By being ordered to produce his fingerprint, however, Diamond was not required to disclose any knowledge he might have or to speak his guilt. See Doe, 487 U.S. at 211, 108 S. Ct. at 2348. The district court’s order is therefore distinguishable from requiring a defendant to decrypt a hard drive or produce a combination. See, e.g., In re Grand Jury, 670 F.3d at 1346; United States v. Kirschner, 823 F. Supp. 2d 665, 669 (E.D. Mich. 2010) (holding that requiring a defendant to provide computer password violates the Fifth Amendment). Those requirements involve a level of knowledge and mental capacity that is not present in ordering Diamond to place his fingerprint on his cellphone. Instead, the task that Diamond was compelled to perform—to provide his fingerprint—is no more testimonial than furnishing a blood sample, providing handwriting or voice exemplars, standing in a lineup, or wearing particular clothing. See Doe, 487 U.S. at 210, 108 S. Ct. at 2347-48.

Diamond argues, however, that the district court’s order effectively required him to communicate “that he had exclusive use of the phone containing incriminating information.” This does not overcome the fact that such a requirement is not testimonial.

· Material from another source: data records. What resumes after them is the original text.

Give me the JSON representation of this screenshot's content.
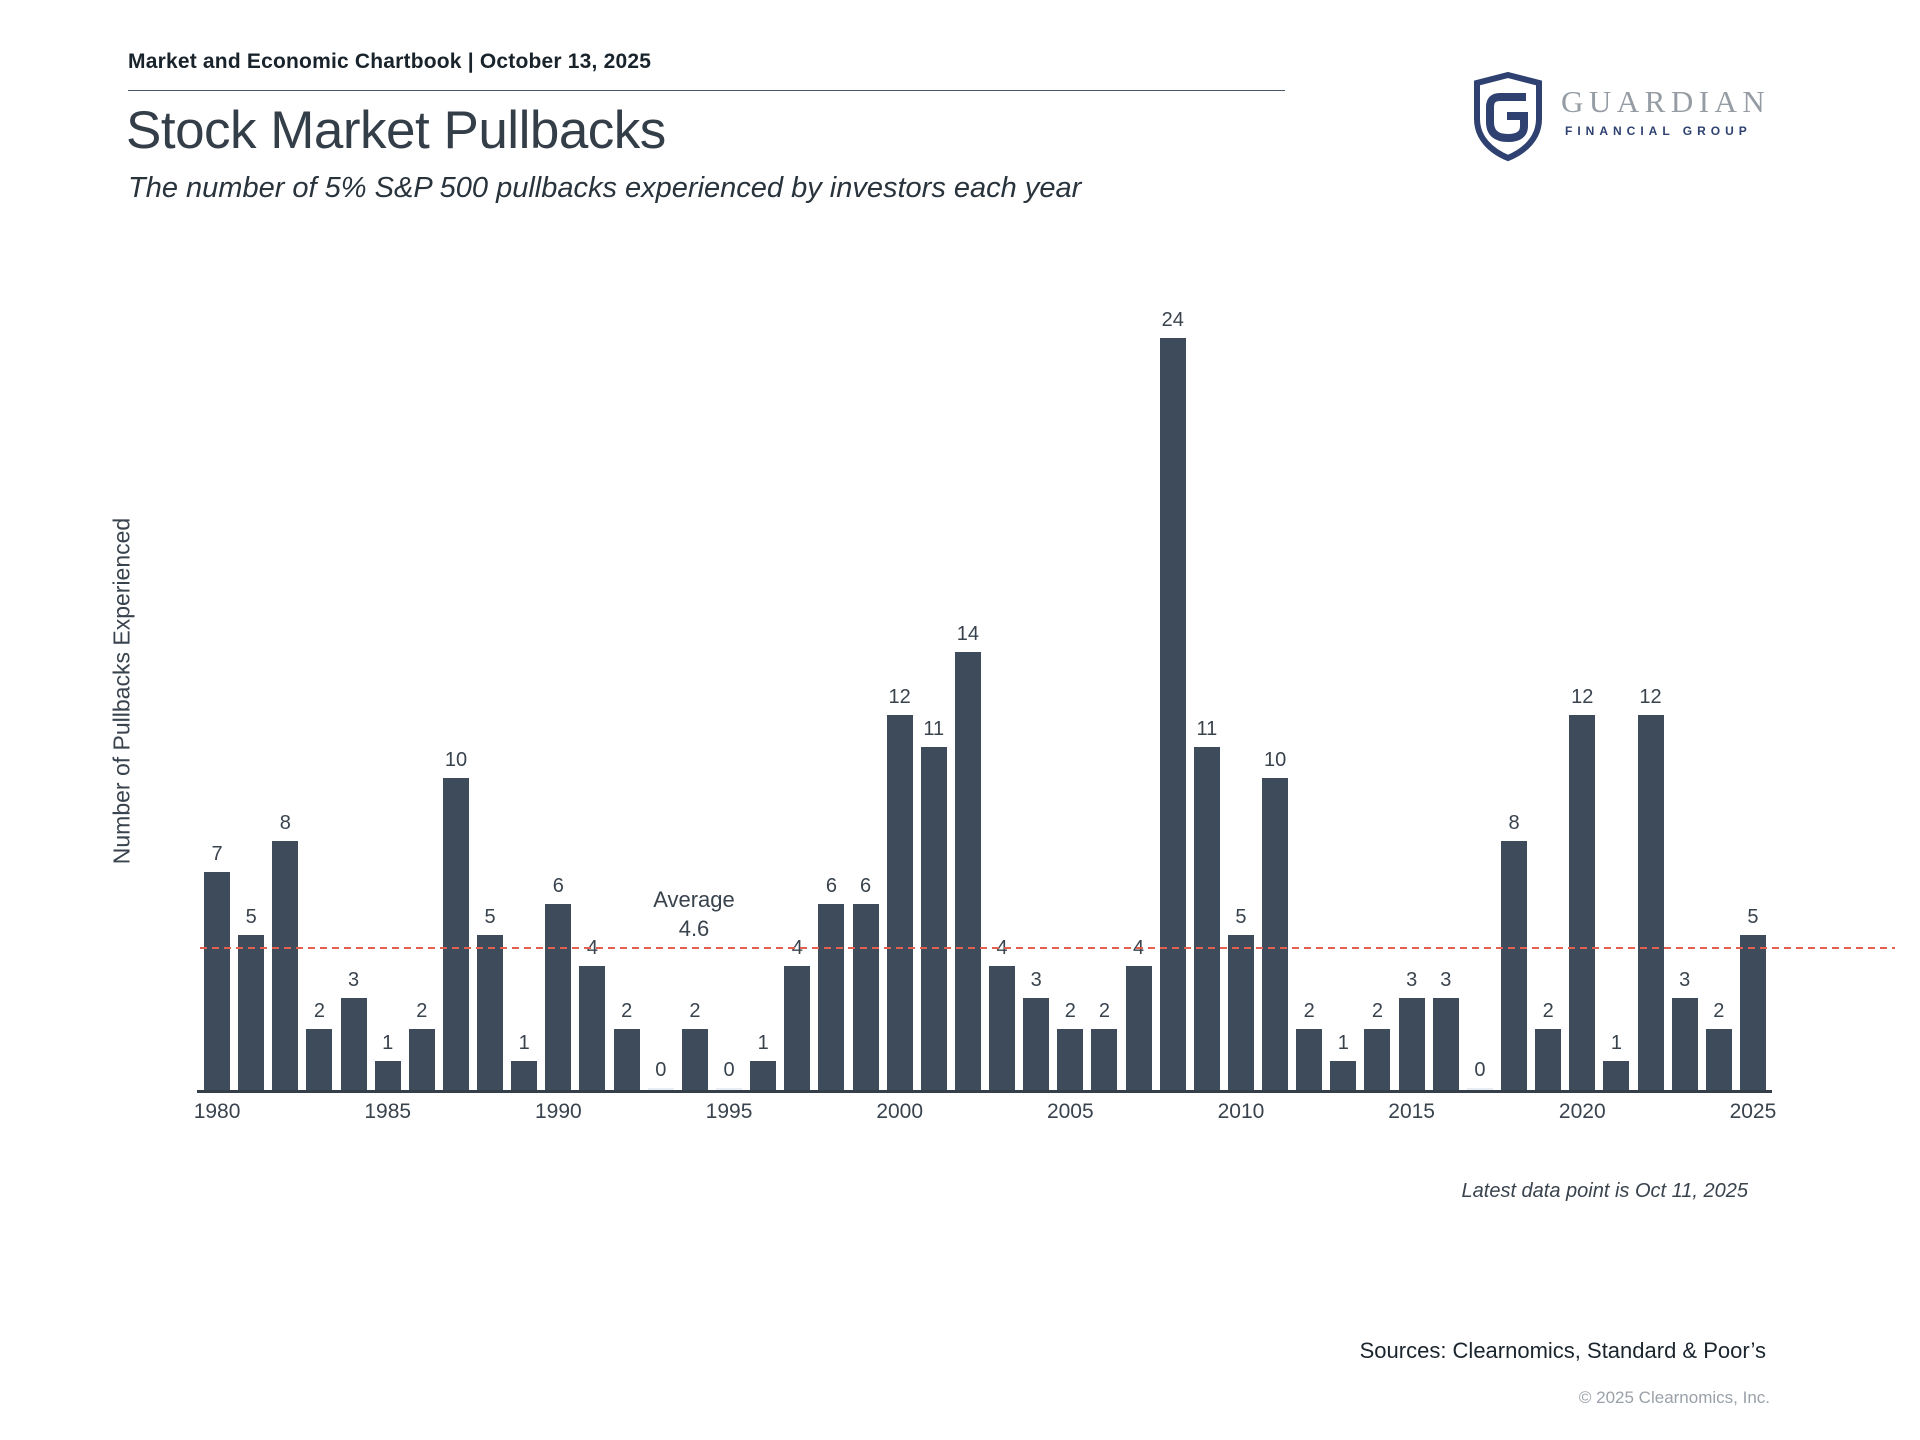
{
  "header": {
    "chartbook_line": "Market and Economic Chartbook | October 13, 2025"
  },
  "logo": {
    "monogram": "G",
    "wordmark": "GUARDIAN",
    "subtext": "FINANCIAL GROUP",
    "brand_navy": "#2e4170",
    "brand_gray": "#959ca4"
  },
  "title": "Stock Market Pullbacks",
  "subtitle": "The number of 5% S&P 500 pullbacks experienced by investors each year",
  "chart_data": {
    "type": "bar",
    "title": "Stock Market Pullbacks",
    "xlabel": "",
    "ylabel": "Number of Pullbacks Experienced",
    "categories": [
      1980,
      1981,
      1982,
      1983,
      1984,
      1985,
      1986,
      1987,
      1988,
      1989,
      1990,
      1991,
      1992,
      1993,
      1994,
      1995,
      1996,
      1997,
      1998,
      1999,
      2000,
      2001,
      2002,
      2003,
      2004,
      2005,
      2006,
      2007,
      2008,
      2009,
      2010,
      2011,
      2012,
      2013,
      2014,
      2015,
      2016,
      2017,
      2018,
      2019,
      2020,
      2021,
      2022,
      2023,
      2024,
      2025
    ],
    "values": [
      7,
      5,
      8,
      2,
      3,
      1,
      2,
      10,
      5,
      1,
      6,
      4,
      2,
      0,
      2,
      0,
      1,
      4,
      6,
      6,
      12,
      11,
      14,
      4,
      3,
      2,
      2,
      4,
      24,
      11,
      5,
      10,
      2,
      1,
      2,
      3,
      3,
      0,
      8,
      2,
      12,
      1,
      12,
      3,
      2,
      5
    ],
    "x_tick_years": [
      1980,
      1985,
      1990,
      1995,
      2000,
      2005,
      2010,
      2015,
      2020,
      2025
    ],
    "average": {
      "label": "Average",
      "display_value": "4.6",
      "numeric": 4.6
    },
    "ylim": [
      0,
      25
    ],
    "bar_color": "#3d4b5a",
    "zero_bar_color": "#e7edf2",
    "avg_line_color": "#e4604e",
    "grid": false,
    "legend": "none",
    "value_labels_shown": true
  },
  "annotations": {
    "latest_note": "Latest data point is Oct 11, 2025"
  },
  "footer": {
    "sources": "Sources: Clearnomics, Standard & Poor’s",
    "copyright": "© 2025 Clearnomics, Inc."
  }
}
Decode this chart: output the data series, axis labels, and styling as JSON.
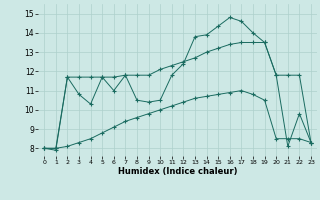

In addition, Diamond provides no support for the assertion that only his fingerprint would unlock the cellphone or that his provision of a fingerprint would communicate his exclusive use of the cellphone.

Diamond also argues that he “was required to identify for the police which of his fingerprints would open the phone” and that this requirement compelled a testimonial communication. This argument, however, mischaracterizes the district court’s order. The district court’s February 11 order compelled Diamond to “provide a fingerprint or thumbprint as deemed necessary by the Chaska Police Department to unlock his seized cell phone.” At the April 3 contempt hearing, the district court referred to Diamond providing his “thumbprint.” The prosecutor noted that they were “not sure if it’s an index finger or a thumb.” The district court answered, “Take whatever samples you need.” Diamond then asked the detectives which finger they wanted, and they answered, “The one that unlocks it.”

It is clear that the district court permitted the state to take samples of all of Diamond’s fingerprints and thumbprints. The district court did not ask Diamond whether his prints would unlock the cellphone or which print would unlock it, nor did the district court compel Diamond to disclose that information. There is no indication that Diamond would have been asked to do more had none of his fingerprints unlocked the cellphone. Diamond himself asked which finger the detectives wanted when he was ready to comply with the order, and the detectives answered his question. Diamond did not object then, nor did he bring an additional motion to suppress the evidence based on the exchange that he initiated.

In sum, because the order compelling Diamond to produce his fingerprint to unlock the cellphone did not require a testimonial communication, we hold that the order did not violate Diamond’s Fifth Amendment privilege against compelled self-incrimination.